Otto Frank desperately sought to get his family to safety, seeking asylum

Deutsche Welle: Anne Frank’s family tried to escape to US but couldn’t overcome restrictions: study. “Bureaucracy, war and suspicion prevented Anne Frank’s family being able to emigrate to the US from their home in Holland during World War II. Similarities with the US attitude towards current immigrants have been drawn.”

“New research from the Amsterdam-based Anne Frank House has shown Anne’s father Otto Frank made numerous attempts for the family to emigrate to the United States, starting in 1938.

“I am forced to look out for emigration and as far as I can see the USA is the only country we could go to,” Otto Frank wrote in 1941 to his American friend Nathan Strauss in New York.

The only American consulate in the Netherlands issuing visas had been in Rotterdam but it was destroyed during the German bombing of May 1940. All applications for asylum then had to be resubmitted, and the Frank family’s request was never processed.

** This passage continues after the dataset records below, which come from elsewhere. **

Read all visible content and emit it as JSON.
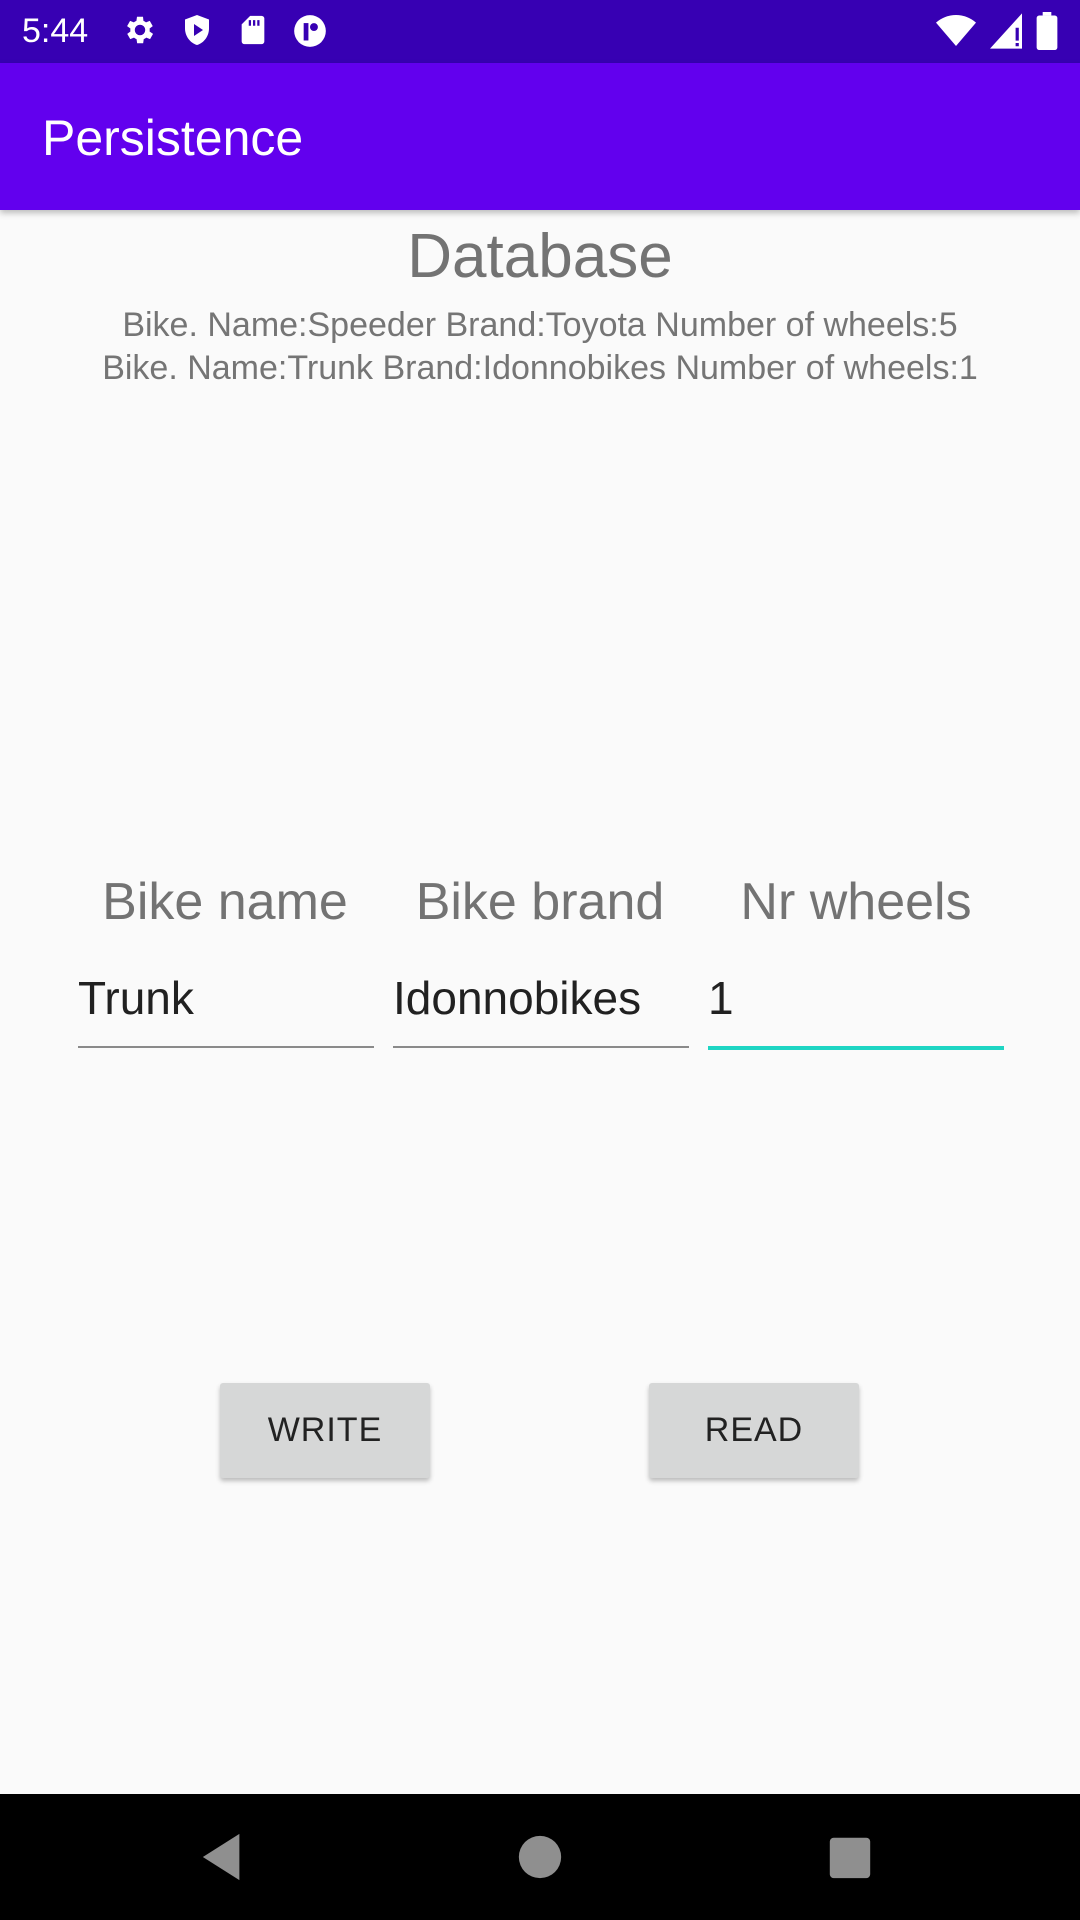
{
  "status_bar": {
    "time": "5:44",
    "left_icons": [
      "gear-icon",
      "play-shield-icon",
      "sd-card-icon",
      "app-notification-icon"
    ],
    "right_icons": [
      "wifi-icon",
      "cell-signal-icon",
      "battery-icon"
    ]
  },
  "app_bar": {
    "title": "Persistence",
    "color": "#6200ee"
  },
  "database": {
    "title": "Database",
    "rows": [
      "Bike. Name:Speeder Brand:Toyota Number of wheels:5",
      "Bike. Name:Trunk Brand:Idonnobikes Number of wheels:1"
    ]
  },
  "form": {
    "labels": {
      "name": "Bike name",
      "brand": "Bike brand",
      "wheels": "Nr wheels"
    },
    "values": {
      "name": "Trunk",
      "brand": "Idonnobikes",
      "wheels": "1"
    },
    "focused_field": "wheels",
    "focus_color": "#1ed5c3"
  },
  "buttons": {
    "write": "WRITE",
    "read": "READ"
  },
  "nav_bar": {
    "icons": [
      "back-icon",
      "home-icon",
      "recents-icon"
    ]
  }
}
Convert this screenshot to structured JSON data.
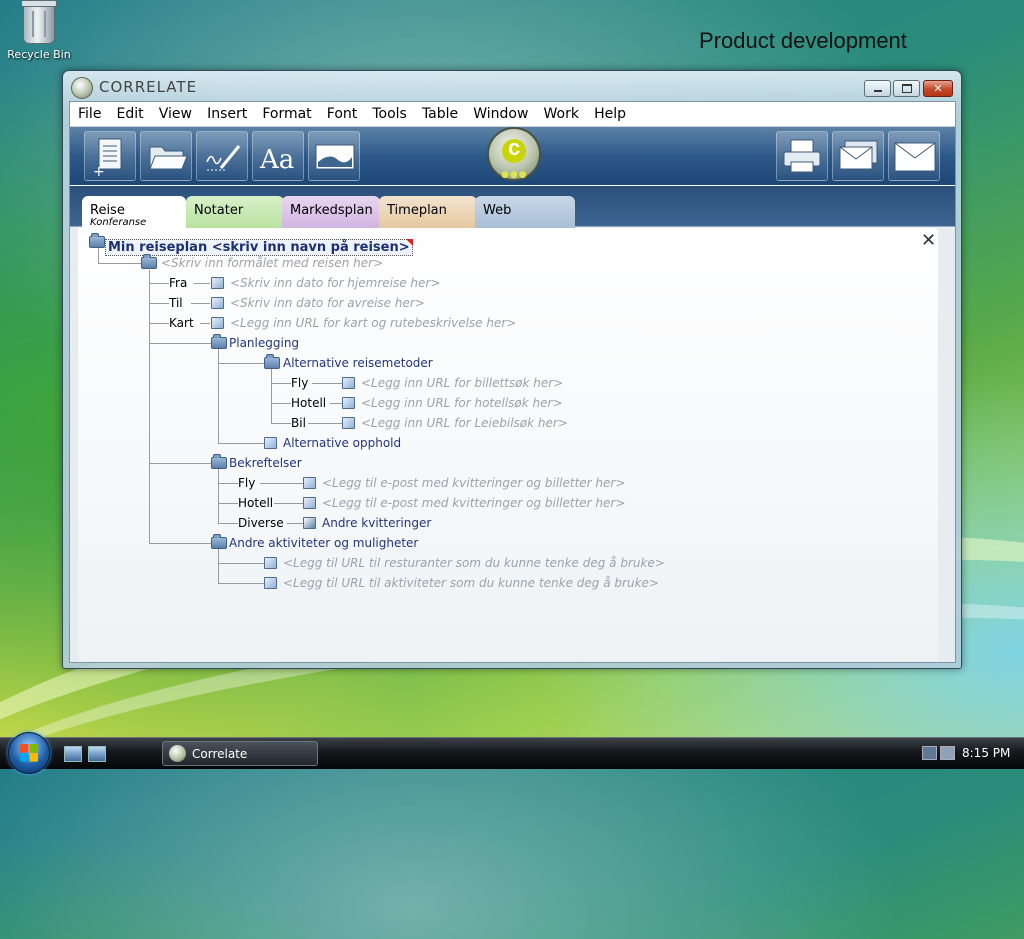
{
  "desktop": {
    "recycle_bin": "Recycle Bin",
    "caption": "Product development"
  },
  "window": {
    "title": "CORRELATE",
    "controls": {
      "minimize": "",
      "maximize": "",
      "close": "✕"
    }
  },
  "menu": [
    "File",
    "Edit",
    "View",
    "Insert",
    "Format",
    "Font",
    "Tools",
    "Table",
    "Window",
    "Work",
    "Help"
  ],
  "toolbar": {
    "icons": [
      "new-document-icon",
      "open-folder-icon",
      "pen-signature-icon",
      "font-icon",
      "image-icon",
      "printer-icon",
      "multiple-mail-icon",
      "mail-icon"
    ],
    "font_label": "Aa"
  },
  "tabs": [
    {
      "label": "Reise",
      "sub": "Konferanse",
      "color": "#ffffff"
    },
    {
      "label": "Notater",
      "color": "#c6e8b0"
    },
    {
      "label": "Markedsplan",
      "color": "#d9c2e7"
    },
    {
      "label": "Timeplan",
      "color": "#ebd4b4"
    },
    {
      "label": "Web",
      "color": "#b6c9de"
    }
  ],
  "mindmap": {
    "root": "Min reiseplan <skriv inn navn på reisen>",
    "purpose": "<Skriv inn formålet med reisen her>",
    "fra_label": "Fra",
    "fra_value": "<Skriv inn dato for hjemreise her>",
    "til_label": "Til",
    "til_value": "<Skriv inn dato for avreise her>",
    "kart_label": "Kart",
    "kart_value": "<Legg inn URL for kart og rutebeskrivelse her>",
    "planlegging": "Planlegging",
    "alt_reisemetoder": "Alternative reisemetoder",
    "fly_label": "Fly",
    "fly_value": "<Legg inn URL for billettsøk her>",
    "hotell_label": "Hotell",
    "hotell_value": "<Legg inn URL for hotellsøk her>",
    "bil_label": "Bil",
    "bil_value": "<Legg inn URL for Leiebilsøk her>",
    "alt_opphold": "Alternative opphold",
    "bekreftelser": "Bekreftelser",
    "b_fly_label": "Fly",
    "b_fly_value": "<Legg til e-post med kvitteringer og billetter her>",
    "b_hotell_label": "Hotell",
    "b_hotell_value": "<Legg til e-post med kvitteringer og billetter her>",
    "diverse_label": "Diverse",
    "andre_kvitteringer": "Andre kvitteringer",
    "andre_aktiviteter": "Andre aktiviteter og muligheter",
    "aktiv_1": "<Legg til URL til resturanter som du kunne tenke deg å bruke>",
    "aktiv_2": "<Legg til URL til aktiviteter som du kunne tenke deg å bruke>"
  },
  "taskbar": {
    "task_label": "Correlate",
    "clock": "8:15 PM"
  }
}
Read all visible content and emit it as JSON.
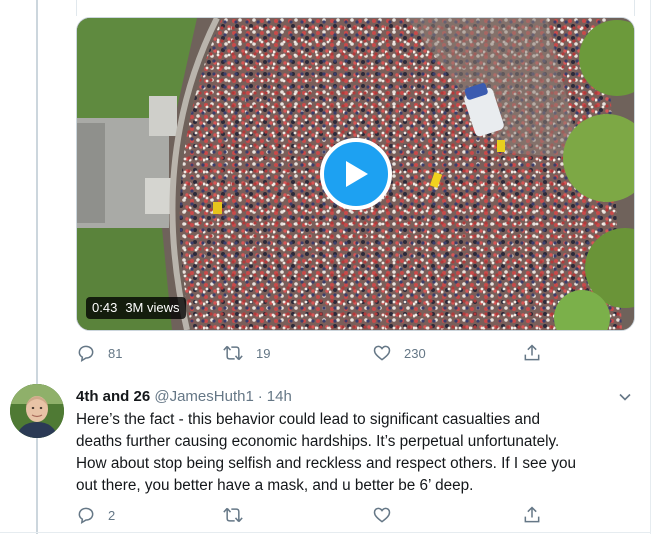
{
  "colors": {
    "accent": "#1da1f2",
    "text": "#14171a",
    "muted": "#657786",
    "line": "#ccd6dd"
  },
  "video": {
    "duration": "0:43",
    "views": "3M views",
    "play_icon": "play-icon"
  },
  "first_tweet_actions": {
    "reply_count": "81",
    "retweet_count": "19",
    "like_count": "230"
  },
  "reply_tweet": {
    "display_name": "4th and 26",
    "handle": "@JamesHuth1",
    "dot": "·",
    "time": "14h",
    "text_lines": [
      "Here’s the fact - this behavior could lead to significant casualties and",
      "deaths further causing economic hardships. It’s perpetual unfortunately.",
      "How about stop being selfish and reckless and respect others. If I see you",
      "out there, you better have a mask, and u better be 6’ deep."
    ],
    "actions": {
      "reply_count": "2",
      "retweet_count": "",
      "like_count": ""
    }
  }
}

As the US closed all German consulates, the Nazi regime reciprocated and ordered all American consulates to close in occupied and collaborationist territory. Frank’s efforts to get a passage to Cuba failed and after the Japanese attack on Pearl Harbor in December 1941, all transatlantic shipping was suspended.

It was then, in July 1942, that the Frank family went into hiding in the annex of his business premises on the Prinsengracht canal in Amsterdam where they stayed for two years before being discovered and deported, first to a transit camp and then to Auschwitz and Bergen-Belsen concentration camps.”